Here’s my secret sauce or things that have worked for me:

  1. Provide thorough briefs Include all context & content. Making the consultancy fill in the blanks is not productive and a complete drain on resources.
  2. Communicate ad nauseam if you must Provide as much industry knowledge as you can – do not wait for an event – keep the firm armed and prepped for every and all eventualities.
  3. People accessibility Do not become the barrier between leadership and the consultancy, give them access to the spokespersons/leadership teams. In a similar vein, the consultancy account lead must allow team access to the company communications lead – symbiosis!
  4. One goal, one team and one experience Treat the consultancy as an extension of your team and not your vendor. A vendor is just that – but your team is your team.
  5. Collaborate – Not just on PR – get them to give opinions on internal communications or social media strategies – make the environment inclusive.
  6. Face time – Meet regularly and not just to review programmatic work, but also to share notes, views and learnings – even better if it’s done over coffee or stronger spirits whichever the case may be.

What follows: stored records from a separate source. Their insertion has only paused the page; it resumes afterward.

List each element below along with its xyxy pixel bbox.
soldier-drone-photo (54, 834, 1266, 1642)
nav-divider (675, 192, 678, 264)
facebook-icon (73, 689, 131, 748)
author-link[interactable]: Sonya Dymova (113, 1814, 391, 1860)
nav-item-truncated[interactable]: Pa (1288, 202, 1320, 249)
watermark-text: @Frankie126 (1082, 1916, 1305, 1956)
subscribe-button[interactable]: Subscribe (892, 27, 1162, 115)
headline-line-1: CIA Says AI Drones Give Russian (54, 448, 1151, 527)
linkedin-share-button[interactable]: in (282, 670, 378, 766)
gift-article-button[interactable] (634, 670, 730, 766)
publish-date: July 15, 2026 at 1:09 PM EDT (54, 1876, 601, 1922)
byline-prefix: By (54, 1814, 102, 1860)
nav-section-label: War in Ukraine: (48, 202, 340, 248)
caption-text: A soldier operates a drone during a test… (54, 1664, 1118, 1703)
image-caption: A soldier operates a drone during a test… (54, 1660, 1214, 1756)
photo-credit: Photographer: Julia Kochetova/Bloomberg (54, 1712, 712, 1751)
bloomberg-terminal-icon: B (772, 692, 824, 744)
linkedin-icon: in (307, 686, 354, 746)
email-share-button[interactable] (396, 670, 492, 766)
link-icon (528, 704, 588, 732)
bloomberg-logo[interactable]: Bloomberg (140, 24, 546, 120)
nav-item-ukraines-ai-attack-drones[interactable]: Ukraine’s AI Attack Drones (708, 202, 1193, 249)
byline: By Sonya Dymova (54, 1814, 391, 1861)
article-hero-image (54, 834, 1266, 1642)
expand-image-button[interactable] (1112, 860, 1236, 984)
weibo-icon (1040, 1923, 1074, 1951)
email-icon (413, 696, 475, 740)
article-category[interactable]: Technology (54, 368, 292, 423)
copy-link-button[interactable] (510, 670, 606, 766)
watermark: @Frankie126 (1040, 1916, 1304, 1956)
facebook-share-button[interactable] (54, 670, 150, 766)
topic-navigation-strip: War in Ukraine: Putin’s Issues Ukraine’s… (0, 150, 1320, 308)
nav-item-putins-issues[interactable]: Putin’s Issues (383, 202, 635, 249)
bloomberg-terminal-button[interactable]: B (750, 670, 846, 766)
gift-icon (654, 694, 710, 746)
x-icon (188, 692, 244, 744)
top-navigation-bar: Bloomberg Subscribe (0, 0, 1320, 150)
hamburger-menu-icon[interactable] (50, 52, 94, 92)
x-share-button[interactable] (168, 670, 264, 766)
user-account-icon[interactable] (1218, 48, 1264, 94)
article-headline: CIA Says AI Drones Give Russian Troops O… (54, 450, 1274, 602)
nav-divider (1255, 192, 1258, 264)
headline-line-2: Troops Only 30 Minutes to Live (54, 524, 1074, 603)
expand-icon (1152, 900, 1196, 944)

In conclusion, both communications and PR firm teams should be at the center of brand imaging. I believe it is this collaboration that can wield greater influence and power to shape the business focus and manage the public perception of a brand. Last but not the least – the consultancy is as good or as bad as us – mirror images do not lie!

The views expressed here are that of the author and do not necessarily reflect that of Reputation Today.

Minol Ajekar
Head - Corporate Communications & CSR at Puravankara Limited
Minol helms the Corporate Communication and Corporate Social Responsibility in addition to Business Process for the Puravankara Group.

Armed with a master’s degree from Monash University, Melbourne, she has worked in the Financial sector in Australia and has also helped run her family-owned dyestuff business, based out of Mumbai.

Puravankara is her first foray in real estate. Minol has been instrumental in shaping the Corporate Communications & CSR functions of the company. She refers to herself as an Equal Opportunity Offender, enjoys stories and storytellers, tries to see one new city/country every year, makes times for music & film festivals and will try almost any food at least once.